The focus on Bihar as a hotbed of innovation in the rural electrification space was extremely well articulated. There is a ring of truth about the idea that ‘if one can make it work in Bihar, one can make it work anywhere’, although it begs the big question of whether and how this part of the country can become more accessible and understandable to those who seek to deploy capital there.
Social investment in India in general is currently a minefield: the instruments are not readily understandable, rules and regulation shift frequently, and the rules surrounding exit clauses are opaque to say the least. Moreover, the less infrastructure and the higher the perceived levels of corruption in an area, the greater the transaction costs for external investors, to the point where social enterprise investments from outside the country become almost pro bono efforts. In some cases, more will be spent on understanding the deal than on the deal itself. Grasping the complexities of distribution channels for most energy or FMCG (fast-moving consumer goods) products in a Bihari context is a challenge that is likely to be overcome only by understanding what constitutes ‘best practice’ in a large number of areas: end-user finance, rural marketing and after-sales services, to name a few.
We also have to appreciate how price- and quality-conscious the BoP (bottom of the pyramid) customer is; we are unlikely to find a more discerning customer anywhere else in the world! There are also other dynamic elements that need to be understood, like the volatile role of government subsidies, and local political activity that could affect the prices of a key commodity or crop.
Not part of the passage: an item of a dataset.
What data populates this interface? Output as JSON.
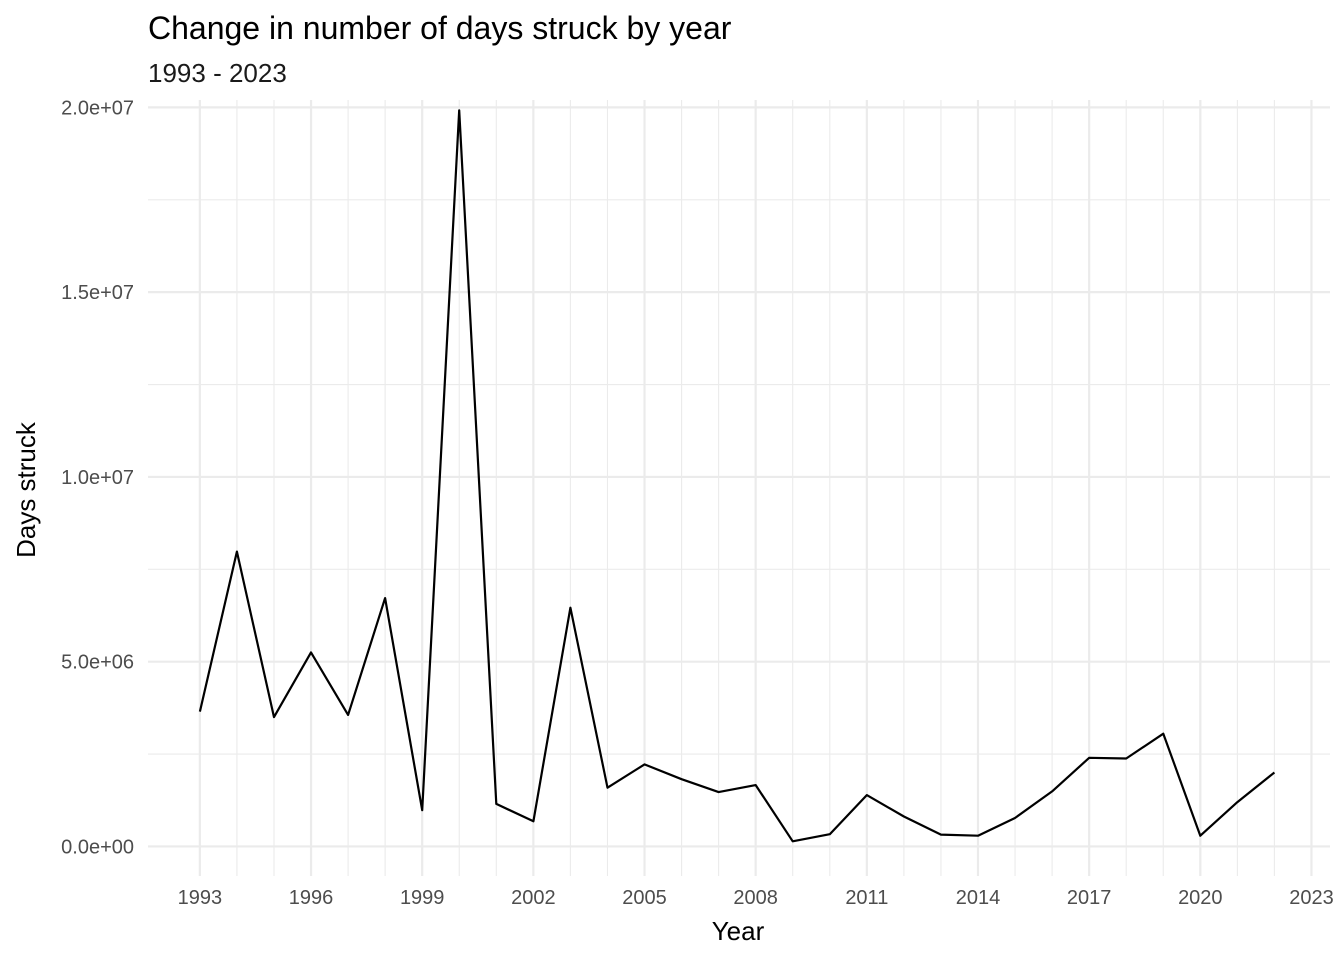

One obvious way to deal with these considerations is to work closely with the most active external investors in the area – in Bihar this means players like Shell Foundation, Bamboo Finance, Acumen Fund, LGT VP, LCEF/ERM – and with the Indian leaders in this sector like Aavishkaar, whose understanding of the reality is obviously much deeper than that of any external organization.
With nearly a third of the world’s energy-poor living in the country, there is no shortage of opportunity for impact investors to engage and make an impact in India. The challenge, however, is not just to identify those who are introducing new technology but to understand the service that is being provided around this technology – for whose benefit, whether it suits your investment mandate (there are those, for example, who avoid biodiesel or feedstock type solutions that involve any kind of crop), and how to conceptualize the notion of risk. Finally, as we get closer to understanding these things and to having wide-scale social impact in an area of India that is absolutely ripe for change, we need to remain humble.
India in general – and Bihar more specifically – is a great example of a place where capital is really just the tiniest piece of the solution to any great problem, and these are early days in the BoP space. While we work carefully to ensure that the types of capital we are providing do not distort the local economy (for instance, grants that may be used to subsidize the price of an end-product or service), we also have to be realistic enough to recognize that these tranches of soft capital are but a first step towards building the kinds of sustainable enterprise that will be capable of absorbing mainstream capital. Hopefully these later injections of finance will come from within India’s own pool of great wealth, whether from individual philanthropists or from its active private equity houses.